October 18th – Certainly seeing that family with five cygnets about a lot. They were tooling around the canal, grazing and generally patrolling. I saw them several times during the day, but by mid afternoon, they were loafing and preening in one of the canalside back gardens near Humphries House.

I don’t know why, but these gorgeous, grumpy and truculent birds have me captivated.

October 17th – I came back from Shenstone just as darkness was falling, and spotted by chance another bountiful crop of autumn. Isolated in the hedgerow at Footherley, a large, impressive and perfect group of mature glistening ink caps. These are toxic, and shouldn’t be touched, but the temptation to is huge. I love their pure white stalks and brown-black, sing caps.

I don’t think the fungi have been so good this year, maybe due to the dry weather – these are rare gems.

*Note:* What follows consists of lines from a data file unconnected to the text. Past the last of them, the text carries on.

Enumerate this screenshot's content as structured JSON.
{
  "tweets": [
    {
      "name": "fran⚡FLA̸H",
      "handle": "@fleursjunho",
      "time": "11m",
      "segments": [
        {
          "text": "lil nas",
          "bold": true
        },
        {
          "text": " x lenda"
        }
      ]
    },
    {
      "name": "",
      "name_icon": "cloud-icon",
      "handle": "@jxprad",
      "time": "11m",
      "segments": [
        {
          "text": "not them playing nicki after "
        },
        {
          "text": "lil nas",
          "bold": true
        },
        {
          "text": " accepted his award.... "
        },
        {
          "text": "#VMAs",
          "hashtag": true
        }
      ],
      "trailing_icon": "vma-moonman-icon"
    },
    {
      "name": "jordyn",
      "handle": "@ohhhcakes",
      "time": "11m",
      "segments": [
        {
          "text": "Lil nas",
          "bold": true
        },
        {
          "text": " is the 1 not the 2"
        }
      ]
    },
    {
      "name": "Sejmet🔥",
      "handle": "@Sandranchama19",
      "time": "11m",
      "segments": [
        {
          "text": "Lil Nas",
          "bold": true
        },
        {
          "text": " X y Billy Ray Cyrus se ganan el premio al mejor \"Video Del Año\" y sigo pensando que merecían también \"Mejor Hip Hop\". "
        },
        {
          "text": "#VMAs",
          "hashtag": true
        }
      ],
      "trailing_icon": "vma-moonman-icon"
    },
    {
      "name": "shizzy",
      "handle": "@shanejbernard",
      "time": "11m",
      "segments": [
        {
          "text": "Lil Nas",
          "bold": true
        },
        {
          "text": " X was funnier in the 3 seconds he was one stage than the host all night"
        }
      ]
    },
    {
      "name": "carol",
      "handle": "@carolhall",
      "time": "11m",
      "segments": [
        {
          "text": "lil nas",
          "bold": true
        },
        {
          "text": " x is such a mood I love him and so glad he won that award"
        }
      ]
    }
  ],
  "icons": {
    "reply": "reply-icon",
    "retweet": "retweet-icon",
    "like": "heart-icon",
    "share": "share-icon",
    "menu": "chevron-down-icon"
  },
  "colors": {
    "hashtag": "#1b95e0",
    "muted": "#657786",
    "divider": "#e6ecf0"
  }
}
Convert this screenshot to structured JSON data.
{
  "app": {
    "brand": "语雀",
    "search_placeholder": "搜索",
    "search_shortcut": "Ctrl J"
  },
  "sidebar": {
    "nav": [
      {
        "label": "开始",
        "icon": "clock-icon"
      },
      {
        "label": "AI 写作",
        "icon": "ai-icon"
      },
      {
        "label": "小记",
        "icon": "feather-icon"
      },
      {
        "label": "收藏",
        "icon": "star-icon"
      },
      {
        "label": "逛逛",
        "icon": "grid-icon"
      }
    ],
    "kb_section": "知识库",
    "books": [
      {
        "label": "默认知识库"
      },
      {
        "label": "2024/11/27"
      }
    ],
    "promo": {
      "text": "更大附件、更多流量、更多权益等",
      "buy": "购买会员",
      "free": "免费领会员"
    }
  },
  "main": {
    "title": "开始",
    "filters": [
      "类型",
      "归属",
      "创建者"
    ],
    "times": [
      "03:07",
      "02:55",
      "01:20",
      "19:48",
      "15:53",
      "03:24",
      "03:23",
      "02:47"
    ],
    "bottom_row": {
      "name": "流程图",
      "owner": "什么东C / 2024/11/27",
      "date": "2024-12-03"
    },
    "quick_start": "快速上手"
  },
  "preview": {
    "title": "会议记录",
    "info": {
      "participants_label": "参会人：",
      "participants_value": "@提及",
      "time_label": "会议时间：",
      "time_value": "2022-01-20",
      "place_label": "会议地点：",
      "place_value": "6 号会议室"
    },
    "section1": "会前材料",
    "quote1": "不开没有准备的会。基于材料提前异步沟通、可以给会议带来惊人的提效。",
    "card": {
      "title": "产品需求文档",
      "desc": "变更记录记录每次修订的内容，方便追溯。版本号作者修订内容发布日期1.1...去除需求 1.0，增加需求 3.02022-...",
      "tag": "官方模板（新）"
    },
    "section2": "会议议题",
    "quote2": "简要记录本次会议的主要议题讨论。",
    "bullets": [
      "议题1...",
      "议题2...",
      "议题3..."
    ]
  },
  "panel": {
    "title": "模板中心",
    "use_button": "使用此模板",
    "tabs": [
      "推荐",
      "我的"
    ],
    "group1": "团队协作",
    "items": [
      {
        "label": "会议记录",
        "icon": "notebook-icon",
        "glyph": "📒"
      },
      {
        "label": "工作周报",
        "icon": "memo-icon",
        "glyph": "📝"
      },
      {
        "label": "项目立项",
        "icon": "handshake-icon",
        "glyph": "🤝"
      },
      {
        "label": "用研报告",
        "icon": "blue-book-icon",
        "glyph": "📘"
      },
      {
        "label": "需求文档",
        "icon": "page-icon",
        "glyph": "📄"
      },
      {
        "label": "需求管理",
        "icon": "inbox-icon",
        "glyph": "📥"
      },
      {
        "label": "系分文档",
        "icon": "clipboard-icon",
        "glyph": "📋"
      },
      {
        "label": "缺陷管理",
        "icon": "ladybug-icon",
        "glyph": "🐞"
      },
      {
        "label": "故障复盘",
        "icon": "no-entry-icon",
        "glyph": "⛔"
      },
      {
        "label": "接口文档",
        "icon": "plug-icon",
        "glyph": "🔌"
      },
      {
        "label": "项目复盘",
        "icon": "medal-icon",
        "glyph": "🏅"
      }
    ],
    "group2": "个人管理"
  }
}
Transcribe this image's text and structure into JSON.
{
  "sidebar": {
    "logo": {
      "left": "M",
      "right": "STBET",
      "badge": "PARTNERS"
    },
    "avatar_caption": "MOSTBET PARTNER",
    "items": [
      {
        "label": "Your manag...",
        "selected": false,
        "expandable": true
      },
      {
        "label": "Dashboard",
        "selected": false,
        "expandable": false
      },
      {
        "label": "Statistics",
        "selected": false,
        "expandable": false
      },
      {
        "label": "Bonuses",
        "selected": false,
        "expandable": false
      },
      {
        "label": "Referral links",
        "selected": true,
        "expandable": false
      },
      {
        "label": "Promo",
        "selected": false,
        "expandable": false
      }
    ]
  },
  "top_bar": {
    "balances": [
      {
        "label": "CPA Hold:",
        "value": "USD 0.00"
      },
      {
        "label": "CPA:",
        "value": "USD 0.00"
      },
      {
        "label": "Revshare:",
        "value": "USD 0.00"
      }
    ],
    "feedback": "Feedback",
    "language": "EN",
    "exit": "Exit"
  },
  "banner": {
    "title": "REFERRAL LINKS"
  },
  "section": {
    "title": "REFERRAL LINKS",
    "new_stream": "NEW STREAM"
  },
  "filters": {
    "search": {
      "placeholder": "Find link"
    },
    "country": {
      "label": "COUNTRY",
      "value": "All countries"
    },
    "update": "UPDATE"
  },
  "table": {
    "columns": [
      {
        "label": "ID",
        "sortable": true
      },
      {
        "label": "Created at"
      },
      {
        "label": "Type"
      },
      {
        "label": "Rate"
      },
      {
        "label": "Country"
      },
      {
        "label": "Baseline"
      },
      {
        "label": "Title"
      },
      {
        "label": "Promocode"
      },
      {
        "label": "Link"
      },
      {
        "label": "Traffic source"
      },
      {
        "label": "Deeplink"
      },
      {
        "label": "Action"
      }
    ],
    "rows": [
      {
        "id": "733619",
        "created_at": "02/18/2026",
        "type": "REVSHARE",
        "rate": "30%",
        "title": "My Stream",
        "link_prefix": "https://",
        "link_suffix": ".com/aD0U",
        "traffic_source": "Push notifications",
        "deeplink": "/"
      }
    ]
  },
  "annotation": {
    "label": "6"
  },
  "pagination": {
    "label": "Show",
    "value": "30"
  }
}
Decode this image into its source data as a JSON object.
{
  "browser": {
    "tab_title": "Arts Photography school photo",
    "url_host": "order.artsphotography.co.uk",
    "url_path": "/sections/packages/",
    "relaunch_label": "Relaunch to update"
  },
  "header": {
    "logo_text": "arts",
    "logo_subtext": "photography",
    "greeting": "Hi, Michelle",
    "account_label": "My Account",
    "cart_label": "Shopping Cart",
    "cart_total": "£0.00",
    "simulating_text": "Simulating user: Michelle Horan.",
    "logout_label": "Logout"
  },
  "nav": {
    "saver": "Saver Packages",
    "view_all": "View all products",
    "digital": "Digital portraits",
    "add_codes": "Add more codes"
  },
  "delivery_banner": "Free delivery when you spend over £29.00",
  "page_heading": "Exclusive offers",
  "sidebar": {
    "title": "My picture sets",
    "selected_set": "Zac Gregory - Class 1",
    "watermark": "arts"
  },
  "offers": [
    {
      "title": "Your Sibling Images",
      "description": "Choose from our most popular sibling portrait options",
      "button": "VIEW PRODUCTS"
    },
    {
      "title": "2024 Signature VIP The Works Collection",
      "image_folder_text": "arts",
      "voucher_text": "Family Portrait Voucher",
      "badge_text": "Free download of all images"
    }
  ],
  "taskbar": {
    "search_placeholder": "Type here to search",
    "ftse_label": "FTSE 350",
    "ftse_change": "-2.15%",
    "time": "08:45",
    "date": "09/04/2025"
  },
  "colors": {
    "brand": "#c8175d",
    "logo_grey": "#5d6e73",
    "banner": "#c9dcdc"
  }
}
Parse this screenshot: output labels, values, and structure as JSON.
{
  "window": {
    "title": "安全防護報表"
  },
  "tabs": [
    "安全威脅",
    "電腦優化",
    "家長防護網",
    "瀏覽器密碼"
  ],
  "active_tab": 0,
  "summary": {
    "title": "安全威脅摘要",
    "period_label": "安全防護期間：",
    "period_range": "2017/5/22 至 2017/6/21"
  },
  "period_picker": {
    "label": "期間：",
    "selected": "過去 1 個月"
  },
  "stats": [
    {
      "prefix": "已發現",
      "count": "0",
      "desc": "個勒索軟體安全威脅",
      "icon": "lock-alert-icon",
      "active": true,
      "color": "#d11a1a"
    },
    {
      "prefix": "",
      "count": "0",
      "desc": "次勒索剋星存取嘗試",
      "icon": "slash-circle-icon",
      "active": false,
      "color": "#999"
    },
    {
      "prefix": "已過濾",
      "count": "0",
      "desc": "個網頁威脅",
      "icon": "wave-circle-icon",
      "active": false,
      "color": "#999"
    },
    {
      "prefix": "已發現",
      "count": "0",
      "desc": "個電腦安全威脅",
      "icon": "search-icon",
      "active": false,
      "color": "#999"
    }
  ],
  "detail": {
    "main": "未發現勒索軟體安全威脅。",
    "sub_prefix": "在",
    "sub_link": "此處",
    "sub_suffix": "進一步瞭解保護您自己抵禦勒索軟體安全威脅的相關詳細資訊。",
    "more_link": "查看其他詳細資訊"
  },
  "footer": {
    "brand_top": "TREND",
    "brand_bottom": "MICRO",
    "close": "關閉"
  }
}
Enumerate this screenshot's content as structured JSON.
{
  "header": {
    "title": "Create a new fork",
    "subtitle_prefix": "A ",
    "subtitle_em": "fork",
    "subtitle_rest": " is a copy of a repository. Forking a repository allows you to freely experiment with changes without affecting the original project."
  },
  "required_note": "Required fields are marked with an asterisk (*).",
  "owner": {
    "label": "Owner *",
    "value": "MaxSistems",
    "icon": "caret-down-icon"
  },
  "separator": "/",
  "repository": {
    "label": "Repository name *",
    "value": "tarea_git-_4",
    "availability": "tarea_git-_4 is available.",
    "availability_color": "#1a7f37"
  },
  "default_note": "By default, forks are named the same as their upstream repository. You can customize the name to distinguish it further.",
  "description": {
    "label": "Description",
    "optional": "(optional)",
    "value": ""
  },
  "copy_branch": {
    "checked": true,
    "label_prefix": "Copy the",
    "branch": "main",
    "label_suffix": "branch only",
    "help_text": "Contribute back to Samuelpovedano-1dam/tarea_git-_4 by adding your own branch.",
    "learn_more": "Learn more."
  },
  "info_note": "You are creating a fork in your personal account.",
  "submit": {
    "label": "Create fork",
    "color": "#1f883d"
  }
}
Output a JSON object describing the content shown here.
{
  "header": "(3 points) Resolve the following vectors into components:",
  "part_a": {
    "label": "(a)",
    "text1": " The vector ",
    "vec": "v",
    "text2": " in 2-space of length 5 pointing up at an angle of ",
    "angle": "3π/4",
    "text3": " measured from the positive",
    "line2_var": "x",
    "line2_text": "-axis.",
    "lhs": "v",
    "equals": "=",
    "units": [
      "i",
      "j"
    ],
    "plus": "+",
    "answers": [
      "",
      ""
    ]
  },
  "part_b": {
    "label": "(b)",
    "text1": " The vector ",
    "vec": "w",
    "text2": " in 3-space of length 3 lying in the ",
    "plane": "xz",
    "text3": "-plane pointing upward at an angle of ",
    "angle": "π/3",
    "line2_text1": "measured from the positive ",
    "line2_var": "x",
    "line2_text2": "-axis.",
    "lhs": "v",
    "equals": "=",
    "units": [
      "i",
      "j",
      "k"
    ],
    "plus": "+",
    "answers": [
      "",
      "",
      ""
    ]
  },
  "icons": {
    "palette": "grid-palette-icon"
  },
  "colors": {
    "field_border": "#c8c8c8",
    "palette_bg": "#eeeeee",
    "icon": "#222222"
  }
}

October 17th – The morning commute was damp, and a little drizzly, but it brightened up as I neared work. On the way, I noted the assortment of hips, haws and berries, glistening with raindrops. For the hedgerow fruits, it’s been a bountiful year, and the birds certainly have plenty in the larder right now.

A fine autumn; best I can remember for many a year.

October 16th – I’ve come to the conclusion there’s another swan family moved down here, probably from Aldridge. Nipping back into Walsall Wood on an errand, I spotted five cygnets and mum; they don’t seem as advanced in development as the Catshill brood, which are really quite white now, and these seem cheekier, and more unruly. 

Looking for food along the embankment at the back of Barrow Close, they were watched by a distinctly unamused bystander, a large, grumpy-looking marmalade cat.

There’s a story there, I’m sure.

October 16th – The patch of grass near Anchor Bridge in Brownhills is not something I ever pay much attention to, if I’m honest; it just exists, and it never occurred to me until recently how odd it is that it has never been built upon. 

It remains unspoiled, mowed regularly by the council, and separates the canal from the Lindon Road. There are a good few deciduous trees here and in Autumn, they’re beautiful.

An odd little patch of beauty in an otherwise unremarkable urban landscape.